Estimates from the Centers for Disease Control suggest one in every 68 American children has been identified with autism spectrum disorder. Few effective treatments have been found, but a medicine that has been around for more than a century may prove helpful.
The Economist reported a very small human trial – only 10 boys were involved – showed a drug used since 1916 to treat the sleeping sickness spread by tsetse flies, may help children with autism. The trial paired the participating boys by age, IQ, and their level of autism. In each pair, one boy received the drug and the other received a placebo:
“Every participant given suramin showed statistically significant improvements in their performance on the tests at seven days. Those on the placebo showed no significant improvement. At 45 days, the boys who were given the drug were performing better on the tests than they had before the infusion, but it was clear that as suramin was leaving their system, their autistic traits were returning.”
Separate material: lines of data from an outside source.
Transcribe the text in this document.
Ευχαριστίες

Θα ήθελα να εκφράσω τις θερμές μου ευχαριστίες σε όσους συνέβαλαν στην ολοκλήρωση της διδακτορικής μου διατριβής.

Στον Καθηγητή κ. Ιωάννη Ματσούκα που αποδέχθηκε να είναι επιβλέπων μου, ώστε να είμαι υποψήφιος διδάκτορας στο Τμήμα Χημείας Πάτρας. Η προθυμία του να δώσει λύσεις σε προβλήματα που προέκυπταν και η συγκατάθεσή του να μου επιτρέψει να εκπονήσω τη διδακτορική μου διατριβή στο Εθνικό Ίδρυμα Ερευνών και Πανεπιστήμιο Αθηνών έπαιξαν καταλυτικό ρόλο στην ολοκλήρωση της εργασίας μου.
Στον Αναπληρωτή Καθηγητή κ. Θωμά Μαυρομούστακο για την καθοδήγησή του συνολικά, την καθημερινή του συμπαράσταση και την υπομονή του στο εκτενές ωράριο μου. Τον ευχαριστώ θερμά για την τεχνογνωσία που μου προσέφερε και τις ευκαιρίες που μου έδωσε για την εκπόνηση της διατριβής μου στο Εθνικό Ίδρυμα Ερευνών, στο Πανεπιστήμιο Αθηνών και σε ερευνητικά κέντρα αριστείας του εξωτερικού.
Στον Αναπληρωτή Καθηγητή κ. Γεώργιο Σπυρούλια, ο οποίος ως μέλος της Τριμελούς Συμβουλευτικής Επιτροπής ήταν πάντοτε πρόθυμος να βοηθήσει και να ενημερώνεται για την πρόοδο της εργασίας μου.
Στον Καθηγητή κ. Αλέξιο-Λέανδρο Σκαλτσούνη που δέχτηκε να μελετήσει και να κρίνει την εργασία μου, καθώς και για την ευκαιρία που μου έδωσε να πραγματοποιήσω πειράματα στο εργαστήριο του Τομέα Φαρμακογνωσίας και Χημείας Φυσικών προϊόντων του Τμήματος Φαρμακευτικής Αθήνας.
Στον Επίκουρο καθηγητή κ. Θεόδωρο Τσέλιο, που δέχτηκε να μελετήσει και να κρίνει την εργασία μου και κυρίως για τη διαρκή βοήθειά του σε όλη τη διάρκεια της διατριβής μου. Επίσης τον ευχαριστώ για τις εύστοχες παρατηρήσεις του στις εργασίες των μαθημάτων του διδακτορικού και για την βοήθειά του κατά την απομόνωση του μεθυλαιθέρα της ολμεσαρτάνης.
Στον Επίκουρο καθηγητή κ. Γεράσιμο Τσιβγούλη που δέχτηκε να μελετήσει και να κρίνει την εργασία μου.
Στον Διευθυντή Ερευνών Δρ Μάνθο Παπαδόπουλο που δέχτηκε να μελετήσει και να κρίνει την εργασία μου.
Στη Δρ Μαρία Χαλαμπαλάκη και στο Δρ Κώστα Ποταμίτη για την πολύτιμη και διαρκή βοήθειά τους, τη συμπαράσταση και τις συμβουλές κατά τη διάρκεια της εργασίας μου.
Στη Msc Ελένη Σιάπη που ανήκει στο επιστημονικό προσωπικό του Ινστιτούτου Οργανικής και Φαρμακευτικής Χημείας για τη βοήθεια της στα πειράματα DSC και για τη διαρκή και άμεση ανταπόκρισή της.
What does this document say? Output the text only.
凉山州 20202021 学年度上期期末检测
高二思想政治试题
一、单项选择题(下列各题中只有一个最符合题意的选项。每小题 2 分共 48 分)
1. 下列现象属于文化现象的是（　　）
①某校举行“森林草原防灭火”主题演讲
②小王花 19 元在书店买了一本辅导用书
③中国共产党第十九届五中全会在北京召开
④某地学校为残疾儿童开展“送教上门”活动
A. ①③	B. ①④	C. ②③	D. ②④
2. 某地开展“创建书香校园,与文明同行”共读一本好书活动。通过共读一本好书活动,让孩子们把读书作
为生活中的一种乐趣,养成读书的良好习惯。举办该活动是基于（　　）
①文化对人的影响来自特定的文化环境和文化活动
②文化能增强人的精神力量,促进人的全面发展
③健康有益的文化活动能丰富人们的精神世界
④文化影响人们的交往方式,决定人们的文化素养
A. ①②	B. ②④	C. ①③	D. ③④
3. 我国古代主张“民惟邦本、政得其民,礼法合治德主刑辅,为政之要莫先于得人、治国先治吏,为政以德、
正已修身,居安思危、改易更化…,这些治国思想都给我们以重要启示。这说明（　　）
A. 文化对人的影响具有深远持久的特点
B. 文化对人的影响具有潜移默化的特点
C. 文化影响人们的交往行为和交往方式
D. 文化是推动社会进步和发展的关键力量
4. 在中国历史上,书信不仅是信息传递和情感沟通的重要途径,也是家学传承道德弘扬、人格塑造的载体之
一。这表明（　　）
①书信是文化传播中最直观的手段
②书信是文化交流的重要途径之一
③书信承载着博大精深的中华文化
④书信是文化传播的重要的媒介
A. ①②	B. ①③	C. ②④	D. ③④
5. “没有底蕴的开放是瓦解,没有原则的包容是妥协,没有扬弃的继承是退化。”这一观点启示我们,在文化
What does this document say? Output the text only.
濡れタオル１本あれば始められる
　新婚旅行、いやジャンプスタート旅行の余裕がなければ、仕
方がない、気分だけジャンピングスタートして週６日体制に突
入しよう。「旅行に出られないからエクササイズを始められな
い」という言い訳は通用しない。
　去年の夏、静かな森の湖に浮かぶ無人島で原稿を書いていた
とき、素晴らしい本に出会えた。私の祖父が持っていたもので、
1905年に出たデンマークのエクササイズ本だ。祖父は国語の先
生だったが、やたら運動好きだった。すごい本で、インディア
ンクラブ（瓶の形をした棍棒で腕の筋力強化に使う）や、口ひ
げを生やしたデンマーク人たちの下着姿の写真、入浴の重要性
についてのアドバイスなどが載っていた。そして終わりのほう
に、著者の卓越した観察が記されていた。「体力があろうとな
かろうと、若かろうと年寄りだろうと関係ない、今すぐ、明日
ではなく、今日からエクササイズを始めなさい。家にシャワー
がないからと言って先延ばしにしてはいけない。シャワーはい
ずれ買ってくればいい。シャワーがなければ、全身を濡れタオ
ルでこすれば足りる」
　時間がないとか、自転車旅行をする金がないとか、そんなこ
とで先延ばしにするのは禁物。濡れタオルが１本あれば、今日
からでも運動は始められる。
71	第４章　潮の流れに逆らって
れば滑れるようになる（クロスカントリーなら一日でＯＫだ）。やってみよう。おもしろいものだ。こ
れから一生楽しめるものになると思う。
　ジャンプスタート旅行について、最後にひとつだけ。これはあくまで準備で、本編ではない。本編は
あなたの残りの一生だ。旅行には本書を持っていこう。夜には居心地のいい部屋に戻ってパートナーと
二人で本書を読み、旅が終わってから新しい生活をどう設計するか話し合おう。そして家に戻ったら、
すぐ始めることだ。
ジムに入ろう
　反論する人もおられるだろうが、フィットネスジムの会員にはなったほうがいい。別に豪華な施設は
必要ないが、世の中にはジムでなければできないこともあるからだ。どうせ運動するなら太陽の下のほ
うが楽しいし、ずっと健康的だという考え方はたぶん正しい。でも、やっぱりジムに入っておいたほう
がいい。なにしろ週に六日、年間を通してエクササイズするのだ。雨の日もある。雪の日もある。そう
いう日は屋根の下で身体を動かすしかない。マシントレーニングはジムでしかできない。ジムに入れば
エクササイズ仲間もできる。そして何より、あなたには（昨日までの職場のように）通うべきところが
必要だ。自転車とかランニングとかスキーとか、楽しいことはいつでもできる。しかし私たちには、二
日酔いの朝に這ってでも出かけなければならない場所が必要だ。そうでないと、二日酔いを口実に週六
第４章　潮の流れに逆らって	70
The study’s results were published in the Annals of Clinical and Translational Neurology in late May; however, the research summary did not include parent’s personal statements. The study’s first author Dr. Robert Naviaux published those statements on his website.
One parent wrote, “Immediately after the infusion, a kind of inner cheerfulness started to come out. When we were walking back to the car, he was holding me hand. He started giggling and looked up at me and said, ‘I just don’t know why I’m so happy.’”
Another wrote, “In fact, his teachers at school were unaware of the trial and one day we got a note from the teacher asking about what we had changed. We were naturally concerned and when we asked they told us that, ‘He has completed 3 weeks of schooling in 3 days!’”
Let’s hope larger trials prove the drug to be safe and its positive effects enduring.